The Berlin Patient: Cured of HIV with a stem cell transplant, Timothy Brown visits Vancouver

An anonymous stem cell donor cured Timothy Ray Brown of both his leukemia and his HIV. For years, experts wondered whether it was a cure or just a temporary remission.

It’s been 11 years. Brown is still HIV and cancer-free.

Brown, 53, is now frequently asked to speak around the world to scientists, people with HIV and everyone else curious about his experience. Once referred to only as the “Berlin Patient,” Brown’s identity is no longer a mystery and at events in Vancouver this week, he is the inspiring guest speaker.

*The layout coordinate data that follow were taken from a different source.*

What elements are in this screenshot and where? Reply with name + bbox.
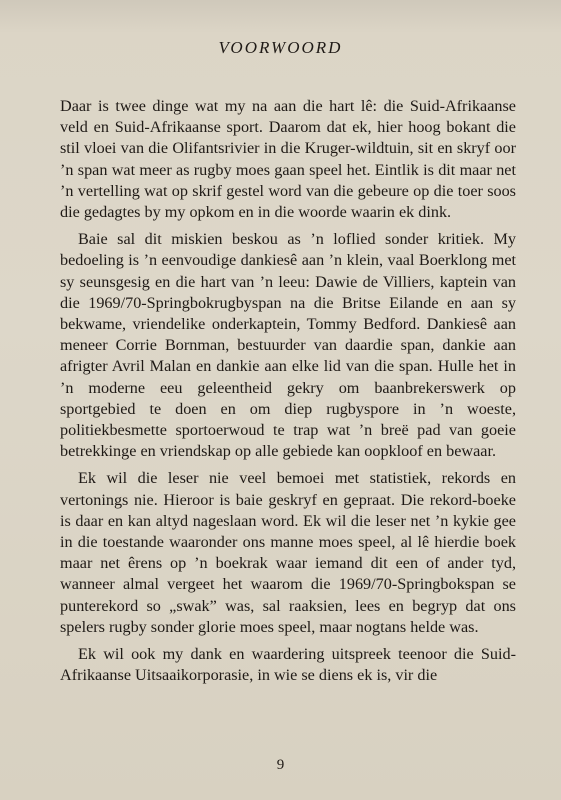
page-number: 9 [276, 757, 285, 773]
paragraph-3: Ek wil die leser nie veel bemoei met statistiek, rekords en vertonings nie. Hieroor is baie geskryf en gepraat. Die rekord-boeke is daar en kan altyd nageslaan word. Ek wil die leser net ’n kykie gee in die toestande waaronder ons manne moes speel, al lê hierdie boek maar net êrens op ’n boekrak waar iemand dit een of ander tyd, wanneer almal vergeet het waarom die 1969/70-Springbokspan se punterekord so „swak” was, sal raaksien, lees en begryp dat ons spelers rugby sonder glorie moes speel, maar nogtans helde was. [60, 469, 516, 636]
paragraph-2: Baie sal dit miskien beskou as ’n loflied sonder kritiek. My bedoeling is ’n eenvoudige dankiesê aan ’n klein, vaal Boerklong met sy seunsgesig en die hart van ’n leeu: Dawie de Villiers, kaptein van die 1969/70-Springbokrugbyspan na die Britse Eilande en aan sy bekwame, vriendelike onderkaptein, Tommy Bedford. Dankiesê aan meneer Corrie Bornman, bestuurder van daardie span, dankie aan afrigter Avril Malan en dankie aan elke lid van die span. Hulle het in ’n moderne eeu geleentheid gekry om baanbrekerswerk op sportgebied te doen en om diep rugbyspore in ’n woeste, politiekbesmette sportoerwoud te trap wat ’n breë pad van goeie betrekkinge en vriendskap op alle gebiede kan oopkloof en bewaar. [60, 230, 516, 461]
paragraph-4: Ek wil ook my dank en waardering uitspreek teenoor die Suid-Afrikaanse Uitsaaikorporasie, in wie se diens ek is, vir die [60, 645, 516, 685]
chapter-heading: VOORWOORD [218, 38, 343, 57]
previous-page-bleed [0, 0, 561, 34]
foreword-body [60, 96, 516, 692]
paragraph-1: Daar is twee dinge wat my na aan die hart lê: die Suid-Afrikaanse veld en Suid-Afrikaanse sport. Daarom dat ek, hier hoog bokant die stil vloei van die Olifantsrivier in die Kruger-wildtuin, sit en skryf oor ’n span wat meer as rugby moes gaan speel het. Eintlik is dit maar net ’n vertelling wat op skrif gestel word van die gebeure op die toer soos die gedagtes by my opkom en in die woorde waarin ek dink. [60, 97, 516, 222]
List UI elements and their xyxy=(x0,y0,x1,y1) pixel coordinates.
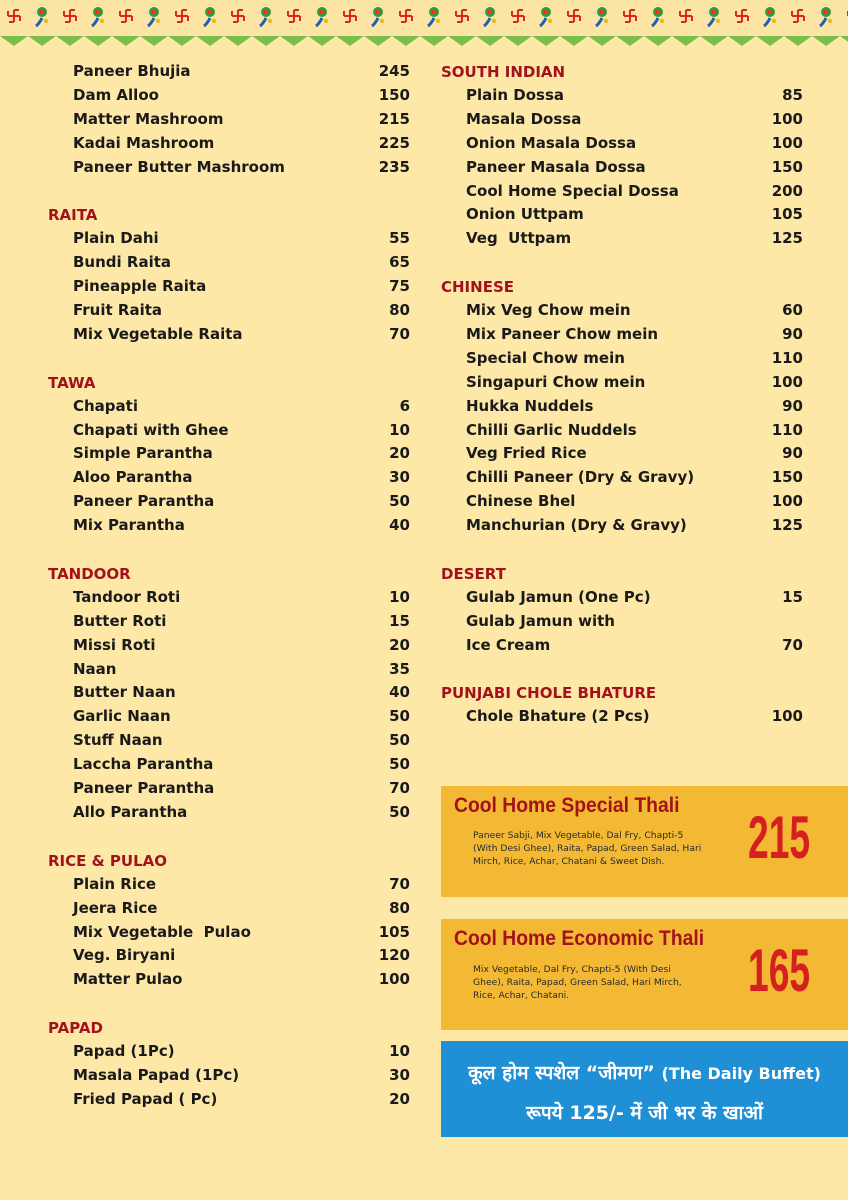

Before talking to scientists affiliated with the B.C. Centre for Excellence in HIV/AIDS, Brown said in an interview that he keeps pushing researchers and physicians to think outside the box. His physician did in 2007 when Brown was an American living in Berlin and diagnosed with acute myeloma leukemia. To complicate matters, he had HIV.

Fortuitously, he was referred to a blood specialist named Gero Hütter who would become Brown’s “saviour” by trying a novel approach after initial treatment with chemotherapy failed. Hütter searched for a registered donor who was both a tissue match for Brown and a double carrier (inherited from both parents) of a gene called the CCR5-delta 32 mutation. Those with the mutation are resistant to HIV, a discovery made in the mid-1990s at the U.S. National Institutes of Health.

Only one per cent of Northern Europeans have such a mutated gene, but Hütter found a donor in the registry without too much difficulty.

Brown, who was born in Seattle but now lives in Palm Springs, has no idea who the donor is except he was a German going to university in New York City who flew to Germany when called on to donate his stem cells.